A host of problems can be associated with severe gum and periodontal disease. The mouth has a wonderful blood supply, and when the gums become inflamed, the numerous bacteria that have been making tartar spill into the blood stream, which carries them to important organs. If the bacteria settles in the heart, liver, kidney, brain or even skin, severe problems can result. After a good teeth cleaning, many dogs seem to be invigorated, probably as a result of the huge reduction in the amount of circulating bacteria.
Dental Prophylaxis (Cleaning) Procedure
Most dogs must be under general anesthesia for a thorough cleaning to be performed. First, an ultrasonic scaler or pick is used to remove tartar above and below the gum line. Then, wielding a small probe, the vet (or qualified veterinary technician) will determine if periodontal pockets are present along the gum line; any tartar in these pockets is removed.

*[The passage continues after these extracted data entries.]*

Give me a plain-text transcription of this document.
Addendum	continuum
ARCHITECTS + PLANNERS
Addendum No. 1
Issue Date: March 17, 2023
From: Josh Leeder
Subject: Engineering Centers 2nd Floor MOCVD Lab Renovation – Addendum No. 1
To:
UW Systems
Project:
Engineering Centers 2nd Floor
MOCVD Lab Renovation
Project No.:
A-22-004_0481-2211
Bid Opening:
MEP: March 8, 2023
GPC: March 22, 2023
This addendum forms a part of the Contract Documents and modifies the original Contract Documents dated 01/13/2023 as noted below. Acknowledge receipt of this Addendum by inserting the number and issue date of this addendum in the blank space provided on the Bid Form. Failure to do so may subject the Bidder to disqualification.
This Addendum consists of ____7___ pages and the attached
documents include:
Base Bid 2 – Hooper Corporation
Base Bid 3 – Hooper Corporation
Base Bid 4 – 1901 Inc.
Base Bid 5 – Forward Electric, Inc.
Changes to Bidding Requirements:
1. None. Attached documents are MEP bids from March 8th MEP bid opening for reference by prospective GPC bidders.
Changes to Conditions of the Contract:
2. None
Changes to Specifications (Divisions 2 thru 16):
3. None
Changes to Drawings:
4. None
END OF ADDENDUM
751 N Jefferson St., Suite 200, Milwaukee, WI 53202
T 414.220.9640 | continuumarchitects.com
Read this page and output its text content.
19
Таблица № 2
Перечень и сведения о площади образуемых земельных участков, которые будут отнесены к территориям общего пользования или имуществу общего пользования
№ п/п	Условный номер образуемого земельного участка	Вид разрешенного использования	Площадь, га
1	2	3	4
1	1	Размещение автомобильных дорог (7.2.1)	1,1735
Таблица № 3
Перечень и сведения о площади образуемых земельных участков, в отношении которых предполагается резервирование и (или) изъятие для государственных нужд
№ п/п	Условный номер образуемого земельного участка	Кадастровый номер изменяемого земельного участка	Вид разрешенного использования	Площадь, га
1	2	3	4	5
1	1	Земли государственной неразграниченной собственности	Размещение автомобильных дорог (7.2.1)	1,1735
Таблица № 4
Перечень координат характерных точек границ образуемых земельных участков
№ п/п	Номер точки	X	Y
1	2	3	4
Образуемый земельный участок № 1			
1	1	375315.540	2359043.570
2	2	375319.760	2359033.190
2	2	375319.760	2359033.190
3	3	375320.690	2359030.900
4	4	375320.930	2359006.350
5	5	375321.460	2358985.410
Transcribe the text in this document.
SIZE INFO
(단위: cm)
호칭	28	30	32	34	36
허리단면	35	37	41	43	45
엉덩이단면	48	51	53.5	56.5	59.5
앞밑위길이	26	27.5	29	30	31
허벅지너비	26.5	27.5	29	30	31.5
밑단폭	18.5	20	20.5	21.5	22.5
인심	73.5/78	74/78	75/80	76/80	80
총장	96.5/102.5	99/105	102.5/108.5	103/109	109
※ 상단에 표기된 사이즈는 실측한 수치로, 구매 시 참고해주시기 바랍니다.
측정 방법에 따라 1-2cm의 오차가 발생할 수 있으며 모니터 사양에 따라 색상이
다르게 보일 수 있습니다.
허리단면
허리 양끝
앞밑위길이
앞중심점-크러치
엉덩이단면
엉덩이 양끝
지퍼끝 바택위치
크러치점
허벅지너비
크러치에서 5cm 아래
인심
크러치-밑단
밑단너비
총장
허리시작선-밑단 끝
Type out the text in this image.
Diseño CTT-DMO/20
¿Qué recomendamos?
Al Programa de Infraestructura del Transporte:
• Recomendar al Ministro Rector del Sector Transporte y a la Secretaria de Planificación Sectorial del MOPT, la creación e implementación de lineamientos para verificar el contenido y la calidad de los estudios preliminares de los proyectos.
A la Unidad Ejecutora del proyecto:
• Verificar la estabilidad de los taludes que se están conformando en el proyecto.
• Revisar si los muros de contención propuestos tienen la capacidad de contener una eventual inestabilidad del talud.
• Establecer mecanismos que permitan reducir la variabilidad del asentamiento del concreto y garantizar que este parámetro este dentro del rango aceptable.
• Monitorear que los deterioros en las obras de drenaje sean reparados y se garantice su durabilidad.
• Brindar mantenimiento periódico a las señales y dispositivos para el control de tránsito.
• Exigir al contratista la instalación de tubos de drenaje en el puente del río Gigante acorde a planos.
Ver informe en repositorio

Depending on the depth of the pocket, an antibiotic gel may be infused to reattach the gum to the tooth. The health of all teeth is established—exposed pulp, fractured teeth, exposed roots and any number of other problems are checked. Fillings, root planing, root canals and possibly tooth extraction may be needed. Polishing the teeth, which is done last, is very important; this smoothes out all the tiny surface irregularities and makes it difficult for bacteria to attach to teeth. However, despite our best efforts, bacteria will re-establish themselves within about 20 minutes, and tartar will harden within a week. This is why brushing is so very important.
Brush Up on Cleaning Strategies
Recently, I read that a person who brushes regularly can add seven years to his or her life—seven years! So let’s start there: If you want to extend your dog’s life, and most importantly the quality of her life, you need to brush her teeth. Now, this is easier said than done, but if we start this routine early in the dog’s life, most will be compliant.
There are many types of brushes and pastes on the pet market—find ones that you and your dog like and use them faithfully. I often suggest a small, child-size brush or an on the finger brush, and any flavored paste your dog likes (there are a number of yummy flavored toothpastes made especially for dogs; toothpaste for humans should be avoided, since they are not intended to be swallowed).
Some newer products on the market may provide some prevention without brushing. I have suggested to many clients the use of dental wipes. These are small cotton pads that are soaked in an antiseptic solution, and you simply wipe your pet’s teeth with them daily. This acts as a mechanical removal of plaque, and reduces oral bacteria.
Toys and Food
It is debatable as to whether dry, crunchy food is actually better than wet food in preventing tartar, but it is most definitely better for exercising teeth. Firm rubber toys, rope toys and numerous brands of “chews” may also aid in preventing tartar formation. Hard bones can also be useful, but they must be given with caution, as they can potentially cause tooth fractures and intestinal obstructions. Uncooked beef knuckle bones and femurs, which are least likely to splinter, are a good choice ; avoid giving your dog fowl bones, cooked or raw, and smoked bones, beef or otherwise (and always observe your pup when she is chewing or playing with any type of bone). For best results, however, there is no substitute for good preventive oral care, and for quick intervention when a problem arises.